Inicié la aparición bibliográfica cuando contaba con 25 años. Fueron Las primeras palabras con ocho cuentos ganadores y finalistas de concursos literarios nacionales de mi hermano Jorge Eliécer y míos, cuatro cuentos de cada uno. Ahí nació nuestra editorial Pijao en 1972. Fue recibido con entusiasmo según los registros de la prensa nacional en notas que conservamos como una reliquia. Me metí a escribir primero historias de amor porque quería trazar distancia con la violencia vivida. El amor, así termine en un pérdida porque sólo es eterno mientras dura, fortifica pero no amarga tanto como los pasajes de la muerte. Pasadas muchas décadas de aquel tiempo, he regresado a esos años sin miedo y sin pasiones a contar aquellas historias tristes y aleccionadoras. La distancia con los hechos fue importante. Odio todo tipo de violencia porque soy hijo legítimo de esa atmósfera en mi pueblo. No conocía la muerte y se me presentó de manera terrible. Trato de olvidarla en la vida real pero las escenas se vienen cuando escribo. Pero nada supera la emoción del primer libro, dijo alguna vez Tolstoi. Para este librito inicial, mi tía Sofía, escritora y actriz, fue muy importante como estímulo. Inclusive nos presentó al pintor John de Gregg que hizo la carátula. La tía nos llevó a los periódicos nacionales donde tenía sus amigos que hicieron el registro. Éramos maestros y estudiantes en la facultad de educación de la Universidad del Tolima y no sobrepasábamos los 25 años.

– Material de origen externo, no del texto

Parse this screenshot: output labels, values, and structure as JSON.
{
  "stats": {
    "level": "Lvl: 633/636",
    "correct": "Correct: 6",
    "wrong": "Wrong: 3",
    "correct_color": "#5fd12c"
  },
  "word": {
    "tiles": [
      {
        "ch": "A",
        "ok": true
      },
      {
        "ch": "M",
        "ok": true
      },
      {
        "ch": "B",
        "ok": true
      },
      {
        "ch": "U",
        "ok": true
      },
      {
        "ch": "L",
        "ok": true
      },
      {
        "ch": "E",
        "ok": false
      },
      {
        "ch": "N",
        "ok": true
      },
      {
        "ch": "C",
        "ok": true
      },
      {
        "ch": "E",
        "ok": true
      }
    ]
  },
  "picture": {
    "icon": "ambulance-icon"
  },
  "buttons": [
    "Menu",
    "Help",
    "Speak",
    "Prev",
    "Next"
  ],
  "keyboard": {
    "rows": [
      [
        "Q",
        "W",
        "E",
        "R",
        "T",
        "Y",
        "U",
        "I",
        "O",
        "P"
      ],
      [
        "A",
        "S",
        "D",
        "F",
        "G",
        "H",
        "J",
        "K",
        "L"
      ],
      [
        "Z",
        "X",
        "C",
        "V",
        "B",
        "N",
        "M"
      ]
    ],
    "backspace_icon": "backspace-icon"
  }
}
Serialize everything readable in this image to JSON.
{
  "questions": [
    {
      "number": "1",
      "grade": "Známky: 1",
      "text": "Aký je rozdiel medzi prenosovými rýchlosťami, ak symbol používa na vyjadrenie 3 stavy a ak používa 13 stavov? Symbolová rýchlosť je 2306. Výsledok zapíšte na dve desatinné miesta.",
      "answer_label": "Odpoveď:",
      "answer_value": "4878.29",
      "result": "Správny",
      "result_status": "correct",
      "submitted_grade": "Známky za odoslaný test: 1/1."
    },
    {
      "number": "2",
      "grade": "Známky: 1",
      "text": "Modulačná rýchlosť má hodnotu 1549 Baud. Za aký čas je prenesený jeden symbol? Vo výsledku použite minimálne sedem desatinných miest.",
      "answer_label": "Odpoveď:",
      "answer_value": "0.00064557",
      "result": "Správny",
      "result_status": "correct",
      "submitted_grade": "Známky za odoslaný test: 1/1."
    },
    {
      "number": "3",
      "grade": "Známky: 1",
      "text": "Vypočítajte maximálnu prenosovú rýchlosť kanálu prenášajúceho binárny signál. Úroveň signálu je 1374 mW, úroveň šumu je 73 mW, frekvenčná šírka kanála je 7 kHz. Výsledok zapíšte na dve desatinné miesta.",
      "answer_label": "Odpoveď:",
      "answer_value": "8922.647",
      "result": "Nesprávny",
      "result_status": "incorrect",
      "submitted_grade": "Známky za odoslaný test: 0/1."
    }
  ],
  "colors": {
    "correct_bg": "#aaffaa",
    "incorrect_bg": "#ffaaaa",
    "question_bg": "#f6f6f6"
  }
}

De entonces a hoy, en este 2014, no menos de 40 libros cuentan con una muestra de mi trabajo narrativo.Para mi alegría, abundantes han sido los criterios generosos alrededor de mi trabajo cuentístico que me alientan y enorgullecen. Uno de ellos fue el de Gabriel García Márquez cuando escribe que “Carlos Orlando Pardo es el campeón de las doce líneas”, el premio obtenido con su puño y letra en la primera página de una de las ediciones de Cien años de soledad, precisamente al haber ganado el Primer Premio Nacional de Minicuento organizado por Daniel Samper Pizano en el diario El Tiempo en 1978 y donde participaron casi mil intenciones. El famoso periodista y autor de novelas afirmó en Lecturas Dominicales de este mismo diario, que “El autor es una espléndida revelación microcuentística”. Por su parte, el legendario lector y comentarista Germán Vargas Cantillo define que “Con temas difíciles por lo peligroso de caer en lo obvio y hasta en lo cursi, son manejados con destreza y calidad por Carlos Orlando Pardo. En su famosa antología de Cuento Colombiano que hiciera para la editorial Plaza y Janés, Eduardo Pachón Padilla en un amplio análisis, escribe que “Con una órbita universal, experimenta, con acierto, el estricto cuento corto de dimensiones concisas, ínfimo diálogo y en un máximo aproximado de seis páginas va encontrándose en su limitado marco los esenciales elementos de la buena narrativa. En pocos trazos se crea una atmósfera, reflejando una situación espiritual, un estado de ánimo o un momento feliz o aciago”, lo que verifica el novelista y crítico Fernando Ayala Poveda al decir que “Con un lenguaje de coloquio, casi conversacional, Pardo logra la magia de llegar a lo definitivamente literario”.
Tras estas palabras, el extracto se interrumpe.